Hesaam Esfandyarpour: That’s a great question. The advice that I would say to a younger Hesaam would be, first of all, focus on the important areas. There are a lot of questions, especially if you’re a founder that you feel obligated on every line of question that you have an answer for. Sometimes, you’re trying to overoptimize on some stuff that is not as important. That’s one thing that I would say that you wanted to be much crisper and much more focused on focusing on the 20% that would give you 80% rather than the other way around. Second, when opportunities come around, grab them. Don’t wait too long because you never know when it’s coming back, or you may lose the opportunity. Without specifically naming particular individuals, but I can tell you, for example, in the very early days of GenapSys, I had one of the great people who was an advisor to me at GenapSys and then helped me on the strategy side was a gentleman by the name of Omid Kordestani.
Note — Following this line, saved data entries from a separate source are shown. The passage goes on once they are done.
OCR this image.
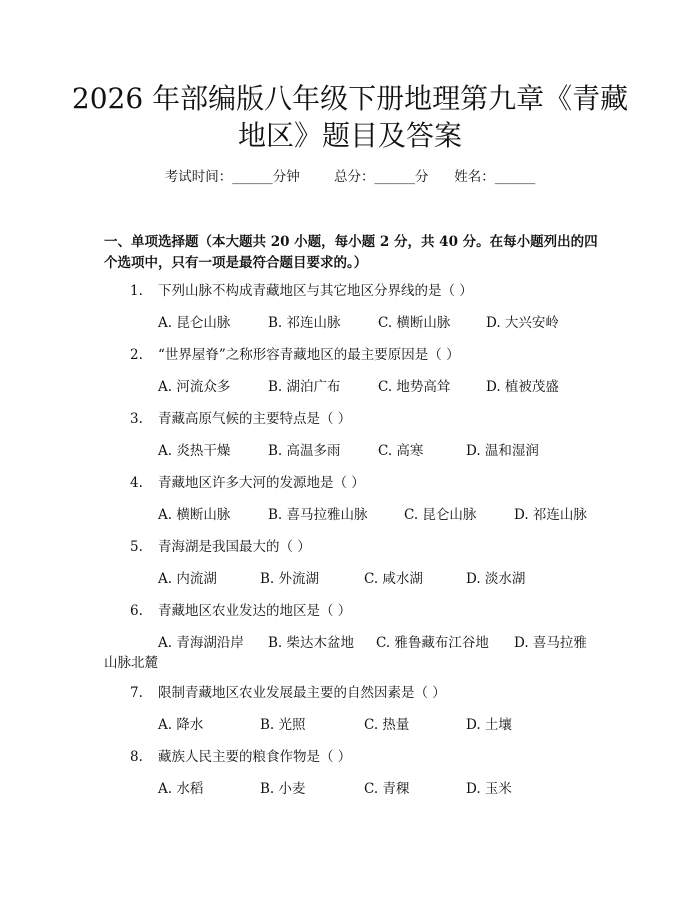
2026 年部编版八年级下册地理第九章《青藏
地区》题目及答案
考试时间：______分钟	总分：______分 姓名：______
一、单项选择题（本大题共 20 小题，每小题 2 分，共 40 分。在每小题列出的四
个选项中，只有一项是最符合题目要求的。）
1. 下列山脉不构成青藏地区与其它地区分界线的是（ ）
A. 昆仑山脉	B. 祁连山脉	C. 横断山脉	D. 大兴安岭
2. “世界屋脊”之称形容青藏地区的最主要原因是（ ）
A. 河流众多	B. 湖泊广布	C. 地势高耸	D. 植被茂盛
3. 青藏高原气候的主要特点是（ ）
A. 炎热干燥	B. 高温多雨	C. 高寒	D. 温和湿润
4. 青藏地区许多大河的发源地是（ ）
A. 横断山脉	B. 喜马拉雅山脉	C. 昆仑山脉	D. 祁连山脉
5. 青海湖是我国最大的（ ）
A. 内流湖	B. 外流湖	C. 咸水湖	D. 淡水湖
6. 青藏地区农业发达的地区是（ ）
A. 青海湖沿岸 B. 柴达木盆地 C. 雅鲁藏布江谷地 D. 喜马拉雅
山脉北麓
7. 限制青藏地区农业发展最主要的自然因素是（ ）
A. 降水	B. 光照	C. 热量	D. 土壤
8. 藏族人民主要的粮食作物是（ ）
A. 水稻	B. 小麦	C. 青稞	D. 玉米
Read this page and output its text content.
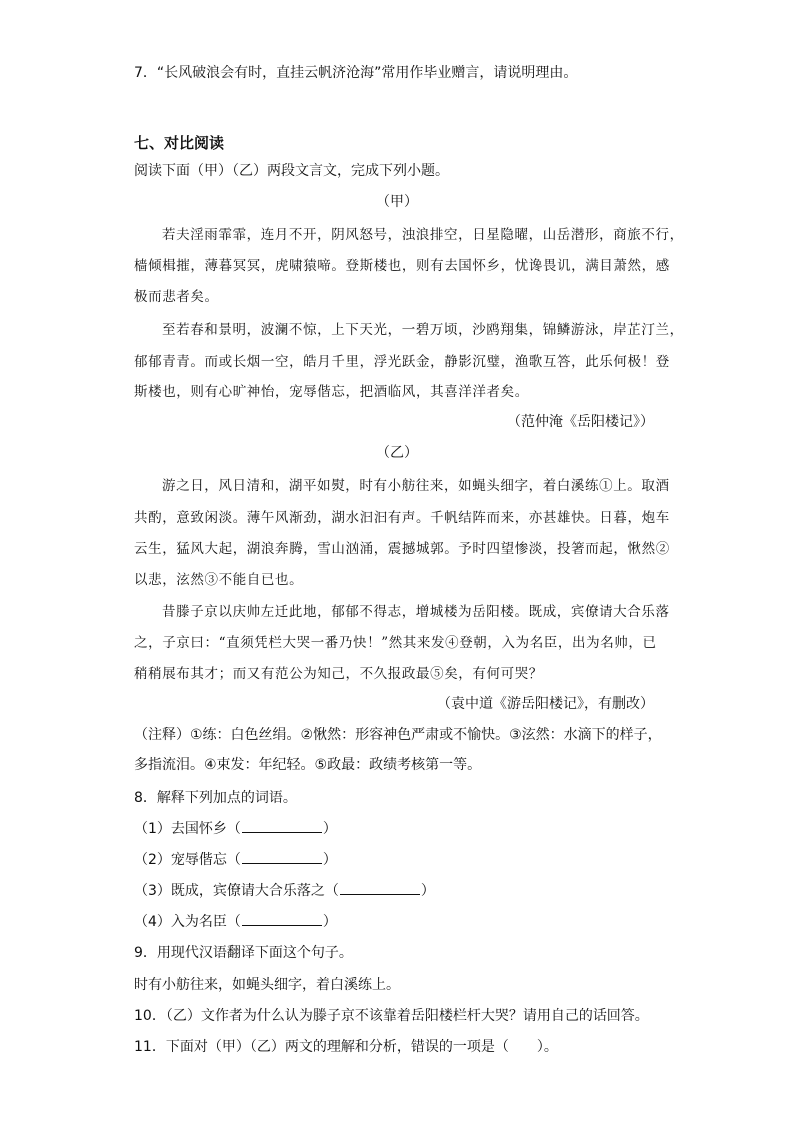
7．“长风破浪会有时，直挂云帆济沧海”常用作毕业赠言，请说明理由。
七、对比阅读
阅读下面（甲）（乙）两段文言文，完成下列小题。
（甲）
若夫淫雨霏霏，连月不开，阴风怒号，浊浪排空，日星隐曜，山岳潜形，商旅不行，
樯倾楫摧，薄暮冥冥，虎啸猿啼。登斯楼也，则有去国怀乡，忧谗畏讥，满目萧然，感
极而悲者矣。
至若春和景明，波澜不惊，上下天光，一碧万顷，沙鸥翔集，锦鳞游泳，岸芷汀兰，
郁郁青青。而或长烟一空，皓月千里，浮光跃金，静影沉璧，渔歌互答，此乐何极！登
斯楼也，则有心旷神怡，宠辱偕忘，把酒临风，其喜洋洋者矣。
（范仲淹《岳阳楼记》）
（乙）
游之日，风日清和，湖平如熨，时有小舫往来，如蝇头细字，着白溪练①上。取酒
共酌，意致闲淡。薄午风渐劲，湖水汩汩有声。千帆结阵而来，亦甚雄快。日暮，炮车
云生，猛风大起，湖浪奔腾，雪山汹涌，震撼城郭。予时四望惨淡，投箸而起，愀然②
以悲，泫然③不能自已也。
昔滕子京以庆帅左迁此地，郁郁不得志，增城楼为岳阳楼。既成，宾僚请大合乐落
之，子京曰：“直须凭栏大哭一番乃快！”然其来发④登朝，入为名臣，出为名帅，已
稍稍展布其才；而又有范公为知己，不久报政最⑤矣，有何可哭？
（袁中道《游岳阳楼记》，有删改）
（注释）①练：白色丝绢。②愀然：形容神色严肃或不愉快。③泫然：水滴下的样子，
多指流泪。④束发：年纪轻。⑤政最：政绩考核第一等。
8．解释下列加点的词语。
（1）去国怀乡（	）
（2）宠辱偕忘（	）
（3）既成，宾僚请大合乐落之（	）
（4）入为名臣（	）
9．用现代汉语翻译下面这个句子。
时有小舫往来，如蝇头细字，着白溪练上。
10．（乙）文作者为什么认为滕子京不该靠着岳阳楼栏杆大哭？请用自己的话回答。
11．下面对（甲）（乙）两文的理解和分析，错误的一项是（　　）。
I don’t know if you of him or not. He was an early employee at Google and was CTO of marketing. A lot of times, Google founders called Omid a business founder because he was the first business person from Stanford MBA to join them with a lot of experience, and he was with Google for a long time. He is now the Chairman of Twitter. In the early days, Omid was helping me in some of the strategies and advisors. One of the times, there were some particular, very high-quality, high-profile individuals that were interested potentially in the seed investing at GenapSys. Rather than trying to focus on getting those high-profile people associated with the business, I was focusing on a particular threshold of investment that needs to come from them. Otherwise, it wouldn’t work for us. That was a mistake, in my opinion, when I’m looking back. I’m trying to be objective on a specific example. The realities that what I needed to focus on, for example, was trying to think about what would be the big picture value that such a relationship can bring for GenapSys, rather than trying to stick to a very near-term objective that I was focusing on. Anytime that you sit down and pause and look at the long road that you have ahead, and trying to think about how it’s impacting you is giving you perspective. Definitely, that would be my advice to younger Hesaam and saying that trying to have more milestones and get away from daily chaos and trying to put in some perspective you’re going to make a better decision.

Alejandro: Super profound, Hesaam. For the folks that are listening, what is the best way for them to reach out and say hi?

Hesaam Esfandyarpour: They can always email me. I think that would be the best way for any question they have or for further discussion. My email is [email protected]. I’m happy to answer any questions.

Alejandro: Amazing. Well, Hesaam, thank you so much for being on the DealMakers show today.

Hesaam Esfandyarpour: Of course. Thank you, Alejandro, and I hope you have a wonderful day.